The ministry said Tuesday more than 2,000 people were detained across the country for taking part in unsanctioned protests Monday evening and overnight. It added 21 police officers were injured in clashes with protesters, and five of them were hospitalized.

The previous day, the ministry reported more than 3,000 detentions and said 89 people were injured, including 39 law enforcement officers.

Several journalists have been injured, and some were detained by police. On Tuesday, police seized memory cards from a group of photographers, including an AP photographer, as they were making shots of the crackdown.

Dutch daily NRC said Tuesday its Eastern Europe correspondent, Emilie van Outeren, was hit in the leg by an unknown projectile when police opened fire on demonstrators Sunday.

Polish media reported Polish journalist Jan Roman, who works with TV Polonia, was beaten Monday at a police station in Grodno, a city near the Polish border, and is currently in a hospital.

As the internet has remained down across the country for a third straight day in what appears to be an attempt by the authorities to make it harder for protesters to coordinate their efforts, thousands of Belarusians have struggled to find out what happened to their missing relatives.

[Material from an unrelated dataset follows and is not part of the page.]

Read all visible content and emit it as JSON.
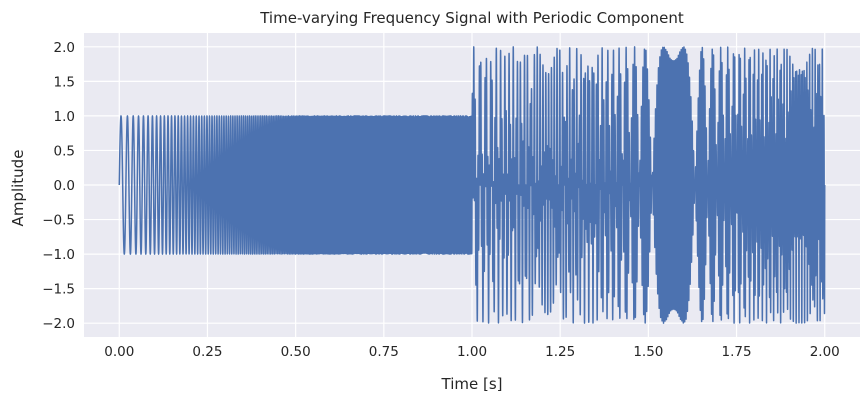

"We are still waiting for any sign or information," said Lena Radomanova, who has been searching for a friend who has disappeared.

The crackdown drew harsh criticism from the European Union and the United States.

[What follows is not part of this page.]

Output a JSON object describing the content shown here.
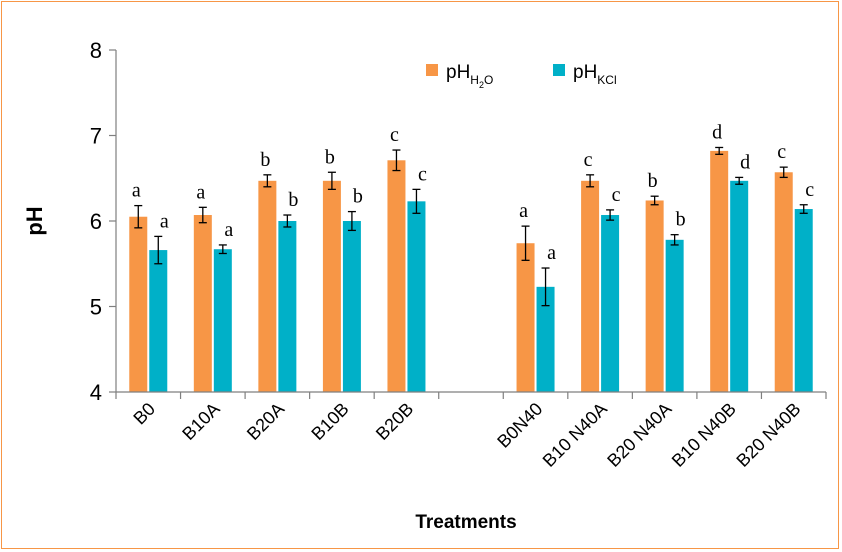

EU foreign policy chief Josep Borrell warned Tuesday the 27-nation bloc is mulling action against those involved in the police crackdown or against officials who might have interfered with the vote. Borrell said the elections "were neither free nor fair," and called on Minsk to begin a dialogue with society to avoid further violence.

In 2016, the EU lifted most of the sanctions it slapped on Belarus in 2004 after Lukashenko, dubbed "Europe's last dictator in the West," freed political prisoners and allowed protests.

The United Nations on Tuesday expressed concern at reports of escalating violence in Belarus and again called on authorities to "exercise restraint, to ensure respect for human rights, the democratic process, the rule of law."